Il faut toutefois attendre l’année 1781 pour que le chanoine trésorier de la cathédrale de Tolède fasse remettre à son correspondant nîmois, par l’intermédiaire de Francesco Pesaro, ambassadeur de Venise à Madrid[7] de passage à Nîmes, le précieux ouvrage, accompagné du De numis heiraeo-samaritanis, imprimé à Valence la même année. Séguier, en retour, sollicité par le précepteur, offre à Don Gabriel une caisse de pétrifications du Monte Bolca et d’autres morceaux « que je croirai digne de l’attention de cet auguste prince ». Il lui fait donc expédier une caisse à Barcelone, via Perpignan, ayant peu confiance dans la voie de mer que lui avait proposée Perez Bayer.

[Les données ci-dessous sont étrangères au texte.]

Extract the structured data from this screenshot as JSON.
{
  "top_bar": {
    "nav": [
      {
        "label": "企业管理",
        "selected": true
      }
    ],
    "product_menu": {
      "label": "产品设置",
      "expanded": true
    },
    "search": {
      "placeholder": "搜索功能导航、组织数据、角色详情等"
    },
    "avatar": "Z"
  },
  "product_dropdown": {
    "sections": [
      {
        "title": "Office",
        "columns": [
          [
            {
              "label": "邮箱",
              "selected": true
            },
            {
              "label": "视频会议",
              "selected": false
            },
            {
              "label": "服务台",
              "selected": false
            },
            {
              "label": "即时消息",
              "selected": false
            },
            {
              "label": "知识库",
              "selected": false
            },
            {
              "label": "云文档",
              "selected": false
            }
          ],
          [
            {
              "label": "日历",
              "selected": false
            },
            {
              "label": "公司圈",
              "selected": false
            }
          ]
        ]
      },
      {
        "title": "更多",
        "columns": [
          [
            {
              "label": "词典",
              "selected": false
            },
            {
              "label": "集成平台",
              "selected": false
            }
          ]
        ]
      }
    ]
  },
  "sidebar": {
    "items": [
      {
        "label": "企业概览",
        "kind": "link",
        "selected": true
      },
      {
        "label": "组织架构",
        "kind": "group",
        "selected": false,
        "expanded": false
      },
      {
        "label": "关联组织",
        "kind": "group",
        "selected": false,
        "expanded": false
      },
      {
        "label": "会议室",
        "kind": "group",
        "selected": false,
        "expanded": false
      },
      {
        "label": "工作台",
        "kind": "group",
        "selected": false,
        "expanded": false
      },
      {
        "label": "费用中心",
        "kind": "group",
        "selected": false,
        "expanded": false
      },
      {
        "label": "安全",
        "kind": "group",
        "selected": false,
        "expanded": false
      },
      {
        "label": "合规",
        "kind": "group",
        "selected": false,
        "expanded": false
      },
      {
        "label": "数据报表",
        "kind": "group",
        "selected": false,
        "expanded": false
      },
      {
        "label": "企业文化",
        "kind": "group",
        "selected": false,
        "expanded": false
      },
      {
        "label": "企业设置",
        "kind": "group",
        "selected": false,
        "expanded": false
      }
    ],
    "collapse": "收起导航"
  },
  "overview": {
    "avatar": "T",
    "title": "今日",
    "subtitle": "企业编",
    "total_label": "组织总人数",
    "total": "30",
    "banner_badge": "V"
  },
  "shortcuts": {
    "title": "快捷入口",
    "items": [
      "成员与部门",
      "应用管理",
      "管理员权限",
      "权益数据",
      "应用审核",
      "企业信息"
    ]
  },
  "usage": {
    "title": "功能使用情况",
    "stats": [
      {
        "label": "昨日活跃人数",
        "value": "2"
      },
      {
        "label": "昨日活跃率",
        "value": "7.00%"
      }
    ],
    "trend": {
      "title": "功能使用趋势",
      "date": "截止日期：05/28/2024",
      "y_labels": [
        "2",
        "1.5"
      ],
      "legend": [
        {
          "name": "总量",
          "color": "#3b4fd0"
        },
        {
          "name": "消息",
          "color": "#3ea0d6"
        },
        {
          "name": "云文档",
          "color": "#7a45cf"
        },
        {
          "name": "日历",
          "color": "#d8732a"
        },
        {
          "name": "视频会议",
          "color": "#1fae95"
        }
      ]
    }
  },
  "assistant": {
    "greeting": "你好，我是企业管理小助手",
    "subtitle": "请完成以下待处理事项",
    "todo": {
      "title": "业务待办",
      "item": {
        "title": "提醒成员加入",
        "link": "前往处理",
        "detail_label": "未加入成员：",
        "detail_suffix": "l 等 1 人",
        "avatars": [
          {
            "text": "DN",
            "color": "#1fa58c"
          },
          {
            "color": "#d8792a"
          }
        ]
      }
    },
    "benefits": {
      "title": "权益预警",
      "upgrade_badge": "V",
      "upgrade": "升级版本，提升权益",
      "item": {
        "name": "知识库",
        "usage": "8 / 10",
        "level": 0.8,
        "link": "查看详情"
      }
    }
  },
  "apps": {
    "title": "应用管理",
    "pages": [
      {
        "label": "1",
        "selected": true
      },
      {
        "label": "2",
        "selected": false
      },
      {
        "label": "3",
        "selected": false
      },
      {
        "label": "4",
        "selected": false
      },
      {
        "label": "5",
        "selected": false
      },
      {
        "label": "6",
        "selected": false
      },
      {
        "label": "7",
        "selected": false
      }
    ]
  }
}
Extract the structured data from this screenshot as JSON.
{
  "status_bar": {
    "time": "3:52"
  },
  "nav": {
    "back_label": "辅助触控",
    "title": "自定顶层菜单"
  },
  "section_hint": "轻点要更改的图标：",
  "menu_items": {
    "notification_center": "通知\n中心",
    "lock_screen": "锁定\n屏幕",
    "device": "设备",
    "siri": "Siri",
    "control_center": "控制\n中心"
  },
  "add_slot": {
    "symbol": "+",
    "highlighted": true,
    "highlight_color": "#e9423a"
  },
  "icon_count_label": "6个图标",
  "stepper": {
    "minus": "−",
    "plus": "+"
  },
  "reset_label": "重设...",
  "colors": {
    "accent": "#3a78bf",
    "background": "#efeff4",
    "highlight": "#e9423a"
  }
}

Séguier semble avoir tiré une très grande fierté de l’ouvrage, qu’il qualifia de « plus bel ornement de son cabinet », dont la perfection typographique « surpasse par la beauté des caractères tout ce que les plus habiles imprimeurs ont jamais publié en Europe[8] ». Passé dans les fonds de l’Académie, le livre, rare s’il en est, rejoignit par la suite les fonds de la bibliothèque municipale, dont il constitue toujours un fort bel ornement.

 

[1] Juan B. Olaechea, « El infante Don Gabriel y el impresor Ibarra en la obra cumbre del Salustio », Arbor, CLVI, 1997, p. 99-130.

[2] Don Gabriel nourrit constamment une grande passion pour la musique, étudiant jusqu’en 1768 sous la direction de José de Nebra.

[3] Elles sont en grande partie contenues dans la Carta-Dedicatoria de Mayans de 1737.

[4] Les Colegios Mayores étaient au nombre de six (quatre à Salamanque, les deux autres se trouvant à Valladolid et à Alcalá de Henares). Fondés entre 1401 et 1521, ils fonctionnaient en marge des universités. Ils étaient à l’origine destinés à des étudiants se préparant à de hautes charges dans l’administration royale.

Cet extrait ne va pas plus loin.